監督からの信頼とチーム状況

次に監督からの信頼とそれを取り囲むチームの状況だ。

ゲッツェは2010年のW杯後に代表デビューしており、その時の年齢はなんと弱冠18歳である。そこでここまで残した成績は46試合16ゴールと立派なものだった。何よりW杯決勝での決勝点である。

あのゴールはドイツ国民の目に焼き付き、彼を期待の若手からヒーローへと転身させたことは想像に難くない。何より監督の信頼を勝ち取った。タイトルがなかなか取れず、批判を浴びていたレーヴ政権下において、W杯優勝を決めてくれた選手というのは監督にとってもヒーローであることは間違いない。それが今も代表で重用されている要因の一つのはずだ。

また、チーム状況も彼の代表キャリアを後押ししている。

2014年のW杯時、唯一のストライカーであったクローゼは代表引退し、一番前でプレーした経験のある選手は非常に少なくなった。クローゼ以来優秀なストライカーを輩出していないドイツ代表の中で、ゲッツェがセンターフォワード(偽9番)で起用されるのに首を傾げる人はそれほどいないだろう。

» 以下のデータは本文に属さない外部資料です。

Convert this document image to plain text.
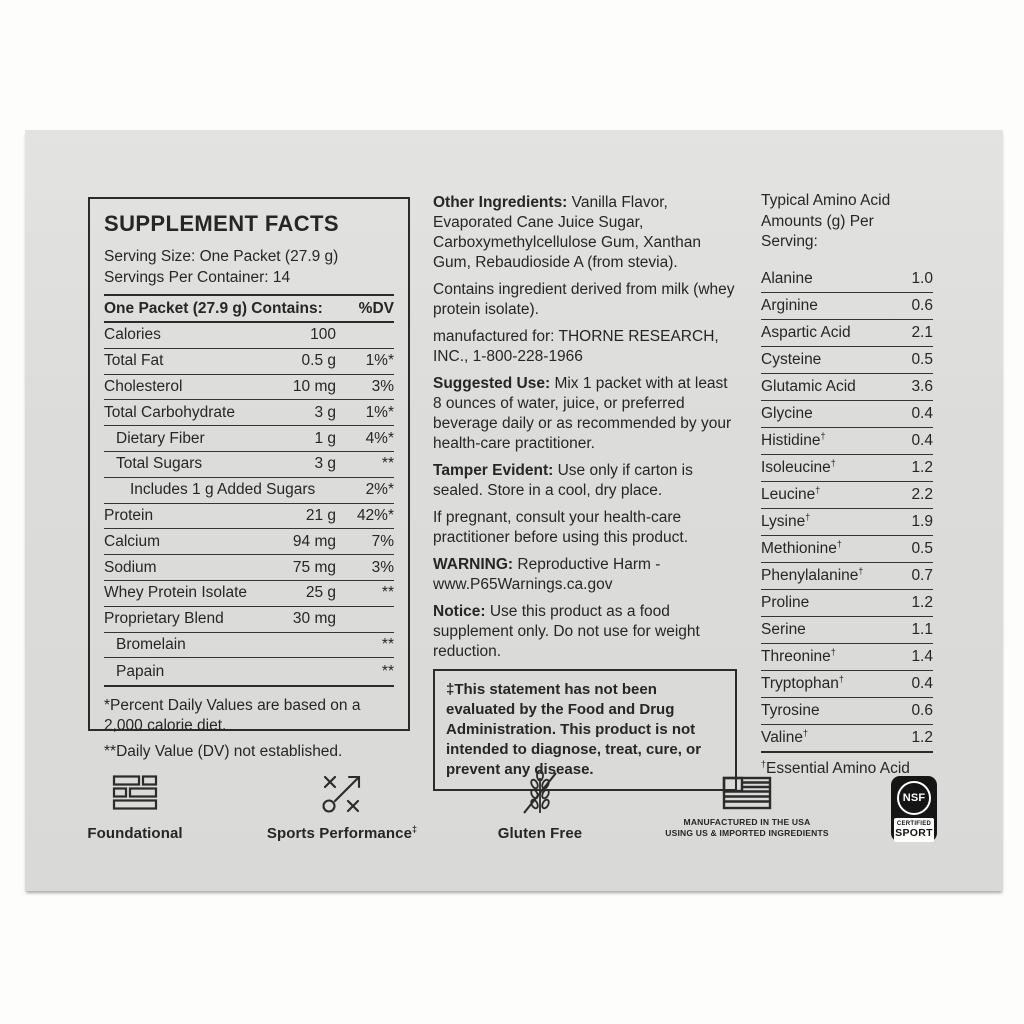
SUPPLEMENT FACTS
Serving Size: One Packet (27.9 g)
Servings Per Container: 14
One Packet (27.9 g) Contains:	%DV
Calories	100
Total Fat	0.5 g	1%*
Cholesterol	10 mg	3%
Total Carbohydrate	3 g	1%*
Dietary Fiber	1 g	4%*
Total Sugars	3 g	**
Includes 1 g Added Sugars	2%*
Protein	21 g	42%*
Calcium	94 mg	7%
Sodium	75 mg	3%
Whey Protein Isolate	25 g	**
Proprietary Blend	30 mg
Bromelain	**
Papain	**

*Percent Daily Values are based on a 2,000 calorie diet.

**Daily Value (DV) not established.

Other Ingredients: Vanilla Flavor, Evaporated Cane Juice Sugar, Carboxymethylcellulose Gum, Xanthan Gum, Rebaudioside A (from stevia).

Contains ingredient derived from milk (whey protein isolate).

manufactured for: THORNE RESEARCH, INC., 1-800-228-1966

Suggested Use: Mix 1 packet with at least 8 ounces of water, juice, or preferred beverage daily or as recommended by your health-care practitioner.

Tamper Evident: Use only if carton is sealed. Store in a cool, dry place.

If pregnant, consult your health-care practitioner before using this product.

WARNING: Reproductive Harm - www.P65Warnings.ca.gov

Notice: Use this product as a food supplement only. Do not use for weight reduction.

‡This statement has not been evaluated by the Food and Drug Administration. This product is not intended to diagnose, treat, cure, or prevent any disease.
Typical Amino Acid
Amounts (g) Per Serving:
Alanine	1.0
Arginine	0.6
Aspartic Acid	2.1
Cysteine	0.5
Glutamic Acid	3.6
Glycine	0.4
Histidine†	0.4
Isoleucine†	1.2
Leucine†	2.2
Lysine†	1.9
Methionine†	0.5
Phenylalanine†	0.7
Proline	1.2
Serine	1.1
Threonine†	1.4
Tryptophan†	0.4
Tyrosine	0.6
Valine†	1.2
†Essential Amino Acid
Foundational	Sports Performance‡	Gluten Free
MANUFACTURED IN THE USA
USING US & IMPORTED INGREDIENTS
NSF
CERTIFIED
SPORT
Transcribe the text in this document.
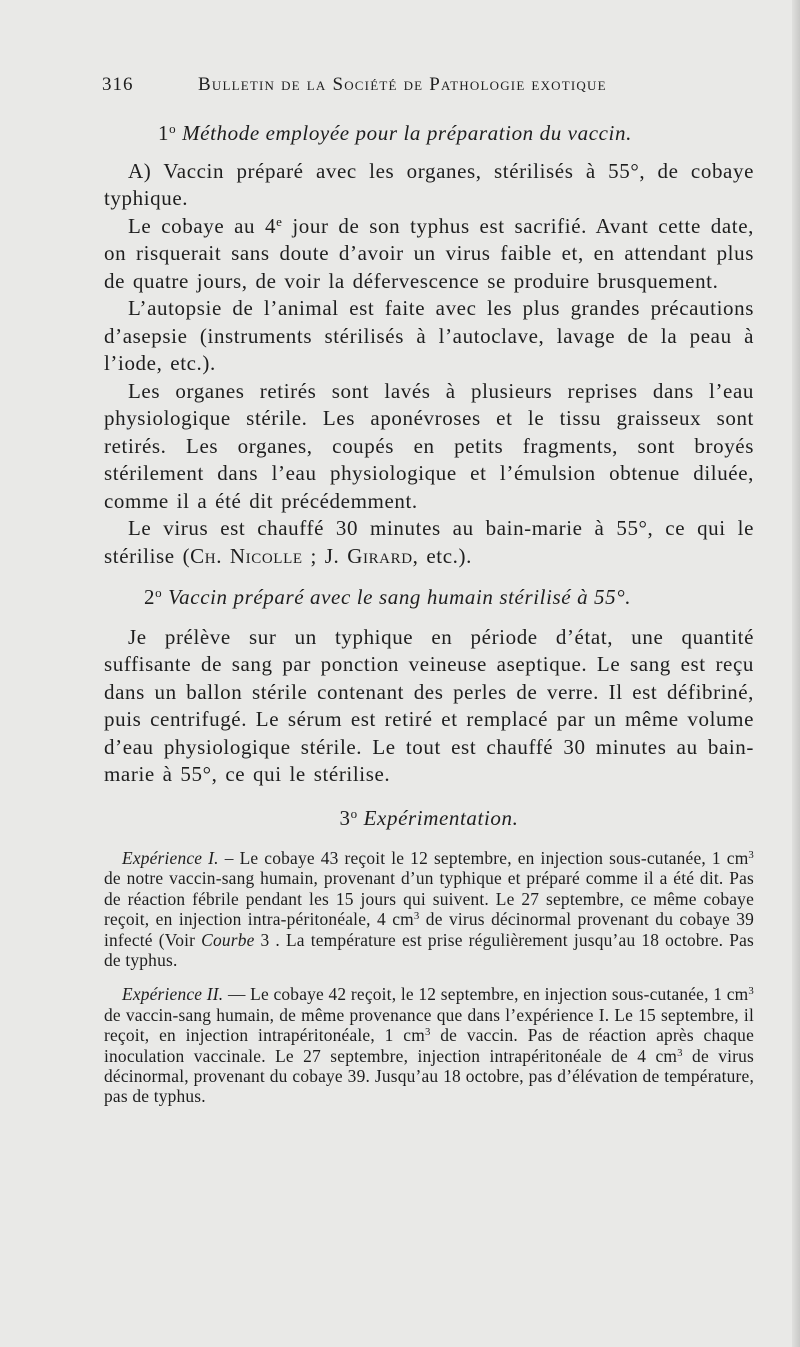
316	Bulletin de la Société de Pathologie exotique

1$^o$ Méthode employée pour la préparation du vaccin.

A) Vaccin préparé avec les organes, stérilisés à 55°, de cobaye typhique.

Le cobaye au 4e jour de son typhus est sacrifié. Avant cette date, on risquerait sans doute d’avoir un virus faible et, en attendant plus de quatre jours, de voir la défervescence se produire brusquement.

L’autopsie de l’animal est faite avec les plus grandes précautions d’asepsie (instruments stérilisés à l’autoclave, lavage de la peau à l’iode, etc.).

Les organes retirés sont lavés à plusieurs reprises dans l’eau physiologique stérile. Les aponévroses et le tissu graisseux sont retirés. Les organes, coupés en petits fragments, sont broyés stérilement dans l’eau physiologique et l’émulsion obtenue diluée, comme il a été dit précédemment.

Le virus est chauffé 30 minutes au bain-marie à 55°, ce qui le stérilise (Ch. Nicolle ; J. Girard, etc.).

2$^o$ Vaccin préparé avec le sang humain stérilisé à 55°.

Je prélève sur un typhique en période d’état, une quantité suffisante de sang par ponction veineuse aseptique. Le sang est reçu dans un ballon stérile contenant des perles de verre. Il est défibriné, puis centrifugé. Le sérum est retiré et remplacé par un même volume d’eau physiologique stérile. Le tout est chauffé 30 minutes au bain-marie à 55°, ce qui le stérilise.

3$^o$ Expérimentation.

Expérience I. – Le cobaye 43 reçoit le 12 septembre, en injection sous-cutanée, 1 $cm^3$ de notre vaccin-sang humain, provenant d’un typhique et préparé comme il a été dit. Pas de réaction fébrile pendant les 15 jours qui suivent. Le 27 septembre, ce même cobaye reçoit, en injection intra-péritonéale, 4 $cm^3$ de virus décinormal provenant du cobaye 39 infecté (Voir Courbe 3 . La température est prise régulièrement jusqu’au 18 octobre. Pas de typhus.

Expérience II. — Le cobaye 42 reçoit, le 12 septembre, en injection sous-cutanée, 1 $cm^3$ de vaccin-sang humain, de même provenance que dans l’expérience I. Le 15 septembre, il reçoit, en injection intrapéritonéale, 1 $cm^3$ de vaccin. Pas de réaction après chaque inoculation vaccinale. Le 27 septembre, injection intrapéritonéale de 4 $cm^3$ de virus décinormal, provenant du cobaye 39. Jusqu’au 18 octobre, pas d’élévation de température, pas de typhus.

一方、バイエルンでは代表ほどの信頼は勝ち得ていない。

昨季最も大事な試合であったはずのCL準決勝のバルセロナ戦では2戦とも先発落ち。おまけに途中から出場した時間は2試合合わせても15分ほど。

バイエルンでは62試合19ゴールという結果を残しているが、代表での成績に比べ、見劣りするのも確かだ。今季のチーム状況も彼にとっては思わしくない。

それは前述したドウグラス・コスタの加入が直接的な原因ではない。

ドウグラス・コスタはウィングとして昨季のゲッツェのポジションを担っており、ゲッツェの出場時間を減らしているかもしれないが、彼のポジションは元々中央である。そこで争うべきは世界屈指のストライカー、レヴァンドフスキや代表でもチームメイトのミュラーだ。ゲッツェがクラブで活躍するためにはまず彼らにポジション争いで勝利しなければならない。

また、理解に苦しむが今季はビダルを獲得し、グアルディオラは彼を高い位置でも使う素振りを見せているので、ゲッツェのライバルはさらに増えた。これはゲッツェに対する信頼、期待のなさの裏返しとも取れるのかもしれない。